Depois de um fim-de-semana de descanso esperava-se uma segunda-feira normal como tantas outras de trabalho na empresa Ricon. E assim foi. Às 8h00, cerca de 800 mulheres e homens apresentaram-se ao serviço que só devia terminar às 17h10. Durante a manhã o telemóvel de dezenas de funcionárias tocou, todos mais ou menos pela mesma hora. “Eu até pensei que seria o meu filho ou o meu homem que às vezes quisessem alguma coisa”. E era. No caso de Amélia foi o marido a dar-lhe a notícia de que uma carta de despedimento, datada de 26 de Janeiro, tinha chegado pelo correio. “Aí parou tudo. Depois até veio o nosso responsável dizer para pararmos porque não havia condições”. Parou a máquina a meio de um processo, a meio de uma encomenda que tem que ser feita. Toda a vida pensou em trabalho e até nas horas más equacionou a hipótese de continuar a produzir “para não deixar ficar mal a empresa”. Essa encomenda, agora que a fábrica fechou, nunca deverá ser entregue ao cliente. “Eu não percebo. Nós temos trabalho. Não percebo mesmo”.

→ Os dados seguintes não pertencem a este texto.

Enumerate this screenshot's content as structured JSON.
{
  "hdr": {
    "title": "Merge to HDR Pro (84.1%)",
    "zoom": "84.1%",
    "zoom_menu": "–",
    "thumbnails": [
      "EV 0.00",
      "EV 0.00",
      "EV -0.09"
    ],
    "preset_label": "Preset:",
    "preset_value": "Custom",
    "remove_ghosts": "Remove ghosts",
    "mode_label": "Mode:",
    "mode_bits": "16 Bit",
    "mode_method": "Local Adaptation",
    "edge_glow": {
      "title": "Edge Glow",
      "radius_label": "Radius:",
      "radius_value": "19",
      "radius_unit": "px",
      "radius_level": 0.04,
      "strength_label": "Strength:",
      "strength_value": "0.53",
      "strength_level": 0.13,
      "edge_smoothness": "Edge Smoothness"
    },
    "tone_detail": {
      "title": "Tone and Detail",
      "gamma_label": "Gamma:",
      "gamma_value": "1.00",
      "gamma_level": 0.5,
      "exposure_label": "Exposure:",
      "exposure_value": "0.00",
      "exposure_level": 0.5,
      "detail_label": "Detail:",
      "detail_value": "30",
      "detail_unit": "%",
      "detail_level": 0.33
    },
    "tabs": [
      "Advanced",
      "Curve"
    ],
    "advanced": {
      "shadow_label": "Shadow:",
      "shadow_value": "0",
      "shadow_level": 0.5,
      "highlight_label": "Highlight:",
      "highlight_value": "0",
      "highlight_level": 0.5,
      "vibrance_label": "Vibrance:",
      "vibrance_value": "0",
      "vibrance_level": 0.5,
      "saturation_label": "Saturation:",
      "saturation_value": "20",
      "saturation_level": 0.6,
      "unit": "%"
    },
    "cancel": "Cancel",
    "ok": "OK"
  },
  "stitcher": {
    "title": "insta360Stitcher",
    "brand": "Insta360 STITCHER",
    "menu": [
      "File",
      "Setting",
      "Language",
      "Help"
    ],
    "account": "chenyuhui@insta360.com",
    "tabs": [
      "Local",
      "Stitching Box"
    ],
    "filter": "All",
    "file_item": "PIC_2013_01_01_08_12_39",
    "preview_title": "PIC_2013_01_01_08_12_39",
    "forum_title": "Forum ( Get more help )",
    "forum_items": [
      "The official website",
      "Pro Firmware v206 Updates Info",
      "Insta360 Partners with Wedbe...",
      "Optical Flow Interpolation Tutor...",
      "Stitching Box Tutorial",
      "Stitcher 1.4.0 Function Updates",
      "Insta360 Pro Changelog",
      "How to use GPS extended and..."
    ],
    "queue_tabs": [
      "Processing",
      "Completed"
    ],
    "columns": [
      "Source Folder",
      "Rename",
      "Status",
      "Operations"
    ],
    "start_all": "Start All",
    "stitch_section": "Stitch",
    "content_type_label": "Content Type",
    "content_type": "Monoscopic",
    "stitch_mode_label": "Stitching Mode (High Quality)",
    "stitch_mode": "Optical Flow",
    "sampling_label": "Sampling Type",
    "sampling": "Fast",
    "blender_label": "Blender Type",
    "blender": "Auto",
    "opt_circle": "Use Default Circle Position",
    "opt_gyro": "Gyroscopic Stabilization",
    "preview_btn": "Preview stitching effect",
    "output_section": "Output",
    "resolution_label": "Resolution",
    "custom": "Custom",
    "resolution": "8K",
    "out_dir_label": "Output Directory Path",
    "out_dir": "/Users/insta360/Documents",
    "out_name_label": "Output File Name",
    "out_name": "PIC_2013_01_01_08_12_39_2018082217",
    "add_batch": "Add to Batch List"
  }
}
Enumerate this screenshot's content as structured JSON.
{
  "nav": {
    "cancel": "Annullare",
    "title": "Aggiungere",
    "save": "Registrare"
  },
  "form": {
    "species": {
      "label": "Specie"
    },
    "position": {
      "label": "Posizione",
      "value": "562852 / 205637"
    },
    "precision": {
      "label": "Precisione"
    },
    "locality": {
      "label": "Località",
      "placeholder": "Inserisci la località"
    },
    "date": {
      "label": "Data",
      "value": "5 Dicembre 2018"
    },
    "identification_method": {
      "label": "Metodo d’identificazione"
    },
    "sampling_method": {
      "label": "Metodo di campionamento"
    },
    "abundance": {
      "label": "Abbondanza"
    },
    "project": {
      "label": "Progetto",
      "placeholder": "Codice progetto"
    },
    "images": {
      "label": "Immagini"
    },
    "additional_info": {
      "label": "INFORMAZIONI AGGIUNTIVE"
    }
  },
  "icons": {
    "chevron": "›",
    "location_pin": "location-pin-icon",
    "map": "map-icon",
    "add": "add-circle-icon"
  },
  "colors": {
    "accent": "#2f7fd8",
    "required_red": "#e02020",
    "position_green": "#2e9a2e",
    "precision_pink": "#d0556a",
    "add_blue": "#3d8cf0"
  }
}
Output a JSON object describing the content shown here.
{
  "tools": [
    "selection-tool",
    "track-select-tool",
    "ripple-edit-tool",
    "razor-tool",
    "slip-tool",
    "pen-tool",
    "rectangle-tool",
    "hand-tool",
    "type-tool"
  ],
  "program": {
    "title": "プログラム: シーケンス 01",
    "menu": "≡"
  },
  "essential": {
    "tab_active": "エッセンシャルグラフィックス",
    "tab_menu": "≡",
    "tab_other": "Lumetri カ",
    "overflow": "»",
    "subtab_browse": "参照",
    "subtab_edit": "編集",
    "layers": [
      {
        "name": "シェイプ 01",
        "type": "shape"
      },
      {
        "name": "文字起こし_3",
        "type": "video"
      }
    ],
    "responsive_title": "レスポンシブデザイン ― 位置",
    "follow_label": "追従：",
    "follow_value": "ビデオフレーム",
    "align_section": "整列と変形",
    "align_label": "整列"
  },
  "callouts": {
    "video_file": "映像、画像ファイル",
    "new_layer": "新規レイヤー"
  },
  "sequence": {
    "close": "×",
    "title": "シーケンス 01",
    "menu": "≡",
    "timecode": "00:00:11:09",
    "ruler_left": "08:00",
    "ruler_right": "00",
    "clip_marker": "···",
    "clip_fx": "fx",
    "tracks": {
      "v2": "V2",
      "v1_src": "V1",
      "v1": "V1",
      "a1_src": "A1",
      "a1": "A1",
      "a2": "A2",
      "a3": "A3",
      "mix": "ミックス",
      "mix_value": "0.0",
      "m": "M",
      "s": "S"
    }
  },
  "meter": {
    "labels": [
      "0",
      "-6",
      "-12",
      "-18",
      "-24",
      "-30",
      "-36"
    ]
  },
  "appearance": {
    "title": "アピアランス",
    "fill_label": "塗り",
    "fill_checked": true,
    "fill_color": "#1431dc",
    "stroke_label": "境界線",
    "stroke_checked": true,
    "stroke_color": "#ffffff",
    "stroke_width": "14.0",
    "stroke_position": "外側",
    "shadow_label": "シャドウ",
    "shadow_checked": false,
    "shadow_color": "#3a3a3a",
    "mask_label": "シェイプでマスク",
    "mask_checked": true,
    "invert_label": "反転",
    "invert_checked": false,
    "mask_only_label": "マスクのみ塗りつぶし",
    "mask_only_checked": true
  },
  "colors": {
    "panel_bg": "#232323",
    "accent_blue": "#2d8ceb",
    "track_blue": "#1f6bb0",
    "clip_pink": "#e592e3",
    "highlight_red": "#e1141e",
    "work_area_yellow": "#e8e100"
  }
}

Amélia é a voz da indignação de muitas mulheres que não sabem o que vão fazer num futuro muito próximo. Para amanhã já têm programa: vão, por turnos, noite e dia, continuar na empresa pelo menos até quarta-feira. “Metade das coisas não está no inventário. O armazém está cheio de tecidos e no inventário não tem um único rolo. Vamos ficar aqui para que não saia nada”.
Nunca pensaram que seria possível a empresa chegar ao fim. Até mesmo depois da nota de insolvência entregue ao tribunal em Novembro. “A má gestão, os aviões, os Porsches e as pessoas que entraram para ganhar muito dinheiro” estão no topo das culpas pelo encerrrar de portas. Francisco Vieira, presidente do Sindicato dos trabalhadores da Indústria Têxtil e Minho, “não percebe como esta tragédia social aconteceu”, mas tem presente que é um caso “muito suspeito”, “duvidoso” e “estranho”. Esteve durante a tarde a tentar responder às dezenas de dúvidas dos trabalhadores. Junto à entrada, a falar para centenas de funcionários, revelava os principais credores da Ricon onde no meio de cinco bancos está a Delcon –empresa do grupo-. “Você acha isto normal?”. Os investimentos mal feitos pelo administrador serão a principal causa para uma dívida de cerca de 32 milhões de euros. “Até poderá vir algum investidor que pegue na empresa, mas para isso vão esperar que a fábrica “bata no fundo” e depois começam do zero”.
Lucro, horas extras e mais lucro. Maria Silva diz que vive assim há mais de 30 anos. Foi uma vida de trabalho e dedicação a uma empresa que lhe deu tudo, mas que também lhe tirou “muita coisa”. “Sempre trabalhei aqui”. De salários em atraso não se pode queixar porque isso “nunca aconteceu”. Lamenta apenas meio subsidio de férias que está por receber e as “horas por gozar”, mas “o pior mal fosse esse”. Vive perto daqui, “quase que dá para vir a pé”. É de Ribeirão, o que lhe facilitava o transporte. “Algumas das minhas colegas são de Lousado, Fradelos, Trofa. Somos quase todas desta zona”, revela. “Agora vamos para casa. Seja o que Deus quiser”.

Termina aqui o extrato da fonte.